Após anos de investigação na Universidade de Cambridge, Zmigrod constatou que pessoas com maior rigidez cognitiva, isto é, com mais dificuldade em mudar de opinião perante novas evidências, tendem igualmente a ser mais rígidas do ponto de vista ideológico. Essas conclusões resultam de testes neuropsicológicos que medem reações inconscientes, indo além da simples autoavaliação.

Os estudos revelam ainda que essa rigidez não pertence a um único espectro político. Pelo contrário, manifesta-se tanto na extrema-direita quanto na extrema-esquerda, desenhando uma espécie de “curva em U”: quanto mais rígido o pensamento, maior a tendência para posições ideológicas extremadas.

A investigação avançou ao identificar diferenças na própria estrutura cerebral entre pessoas com convicções ideológicas distintas, bem como alterações biológicas durante processos de radicalização.

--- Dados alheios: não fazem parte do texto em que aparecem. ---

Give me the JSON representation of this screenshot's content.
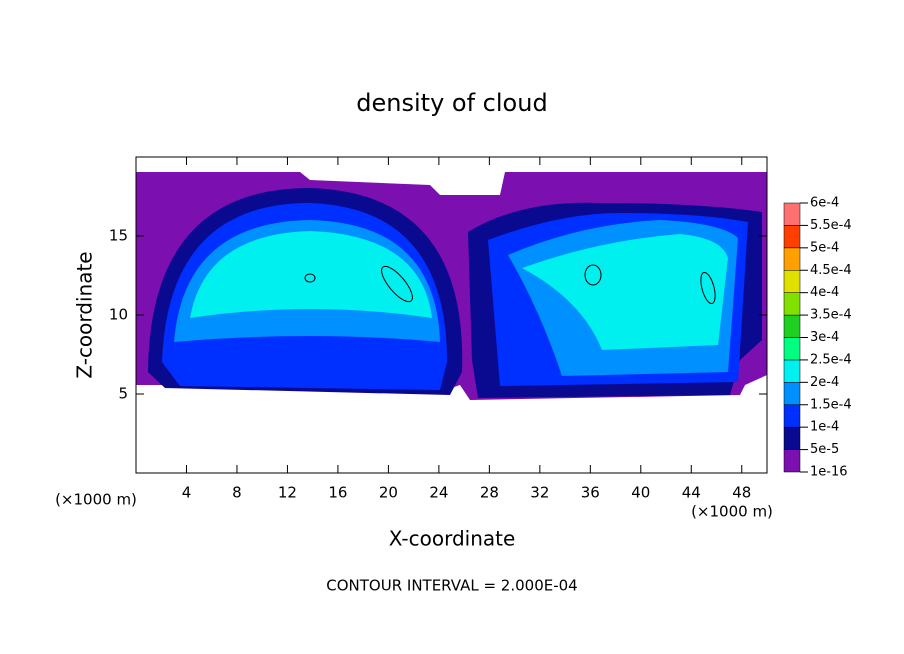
{
  "chart_data": {
    "type": "contour",
    "title": "density of cloud",
    "x_label": "X-coordinate",
    "y_label": "Z-coordinate",
    "x_unit": "(×1000 m)",
    "y_unit": "(×1000 m)",
    "footer": "CONTOUR INTERVAL = 2.000E-04",
    "xlim": [
      0,
      50
    ],
    "xticks": [
      4,
      8,
      12,
      16,
      20,
      24,
      28,
      32,
      36,
      40,
      44,
      48
    ],
    "ylim": [
      0,
      20
    ],
    "yticks": [
      5,
      10,
      15
    ],
    "colorbar_ticks": [
      {
        "value": 1e-16,
        "label": "1e-16"
      },
      {
        "value": 5e-05,
        "label": "5e-5"
      },
      {
        "value": 0.0001,
        "label": "1e-4"
      },
      {
        "value": 0.00015,
        "label": "1.5e-4"
      },
      {
        "value": 0.0002,
        "label": "2e-4"
      },
      {
        "value": 0.00025,
        "label": "2.5e-4"
      },
      {
        "value": 0.0003,
        "label": "3e-4"
      },
      {
        "value": 0.00035,
        "label": "3.5e-4"
      },
      {
        "value": 0.0004,
        "label": "4e-4"
      },
      {
        "value": 0.00045,
        "label": "4.5e-4"
      },
      {
        "value": 0.0005,
        "label": "5e-4"
      },
      {
        "value": 0.00055,
        "label": "5.5e-4"
      },
      {
        "value": 0.0006,
        "label": "6e-4"
      }
    ],
    "colors": [
      "#7b0fb0",
      "#0a0a90",
      "#0030ff",
      "#0090ff",
      "#00f0f0",
      "#00ff80",
      "#20d020",
      "#80e000",
      "#e0e000",
      "#ffa000",
      "#ff4000",
      "#ff7070"
    ]
  }
}
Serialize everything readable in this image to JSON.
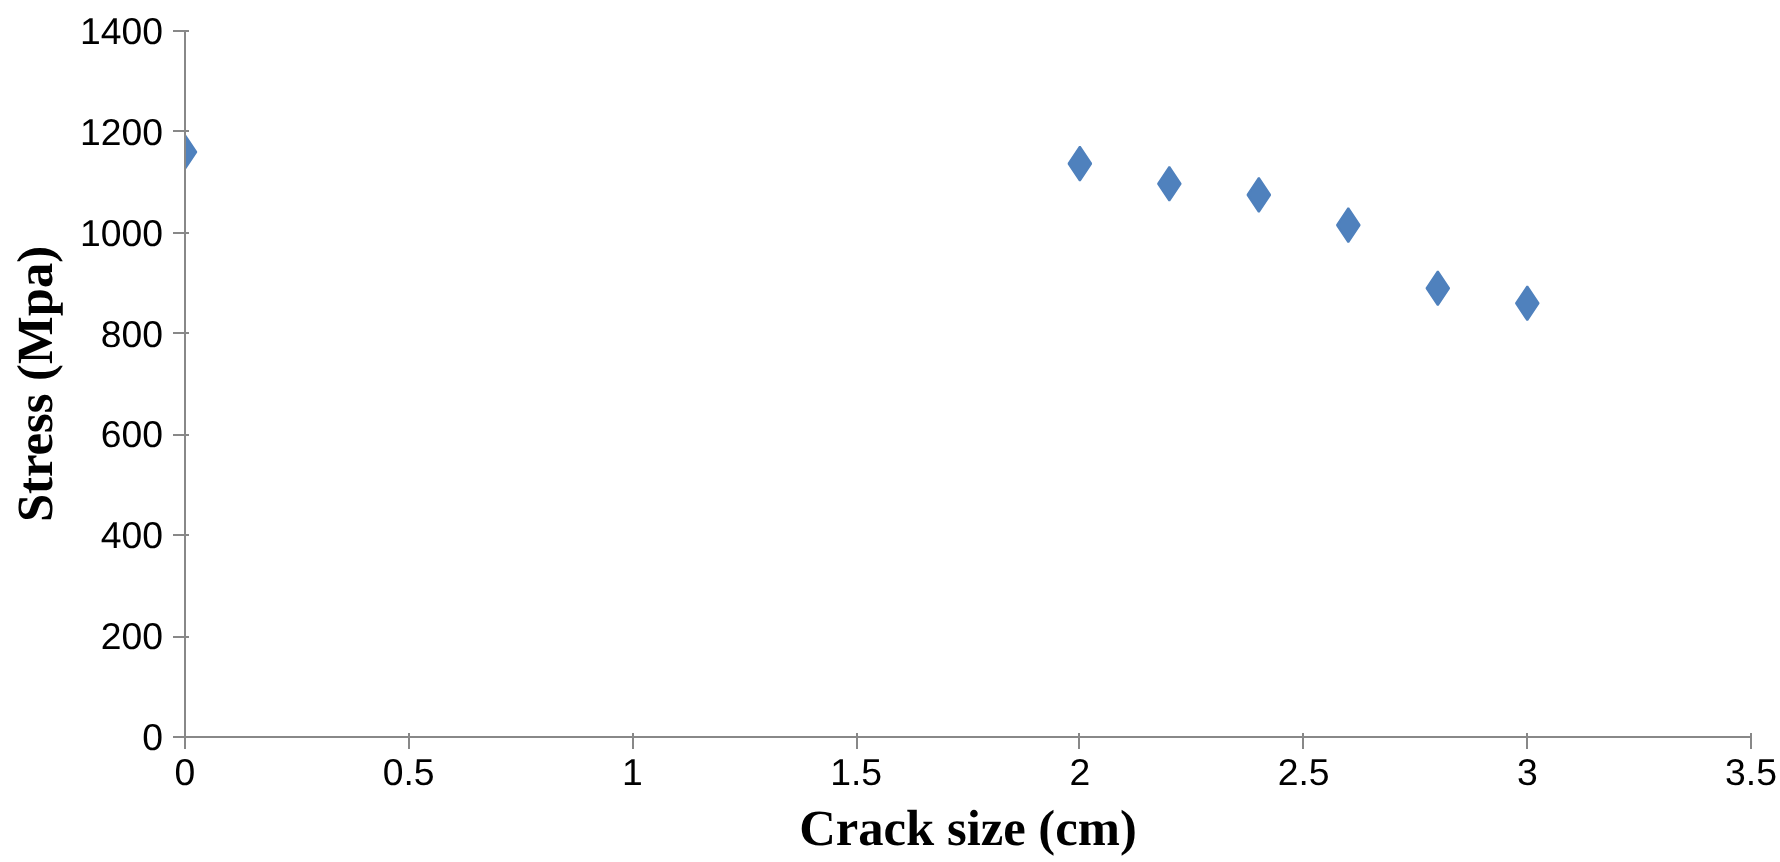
{
  "chart_data": {
    "type": "scatter",
    "xlabel": "Crack size (cm)",
    "ylabel": "Stress (Mpa)",
    "x": [
      0,
      2,
      2.2,
      2.4,
      2.6,
      2.8,
      3
    ],
    "series": [
      {
        "color": "#4f81bd",
        "values": [
          1160,
          1137,
          1097,
          1075,
          1015,
          890,
          860
        ]
      }
    ],
    "xlim": [
      0,
      3.5
    ],
    "xticks": [
      0,
      0.5,
      1,
      1.5,
      2,
      2.5,
      3,
      3.5
    ],
    "ylim": [
      0,
      1400
    ],
    "yticks": [
      0,
      200,
      400,
      600,
      800,
      1000,
      1200,
      1400
    ],
    "marker": "diamond",
    "grid": false
  }
}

Para a cientista, essas descobertas são simultaneamente fascinantes e preocupantes.

Segundo Zmigrod, o mais surpreendente é que não é tanto no que se acredita que está a diferença, mas na forma como se acredita. A intensidade, a inflexibilidade e a resistência à mudança parecem ser os fatores decisivos.

Essas conclusões desafiam ideias antigas que associavam a rigidez apenas a ideologias conservadoras e lançam um alerta claro: as crenças que escolhemos podem, literalmente, transformar o nosso cérebro.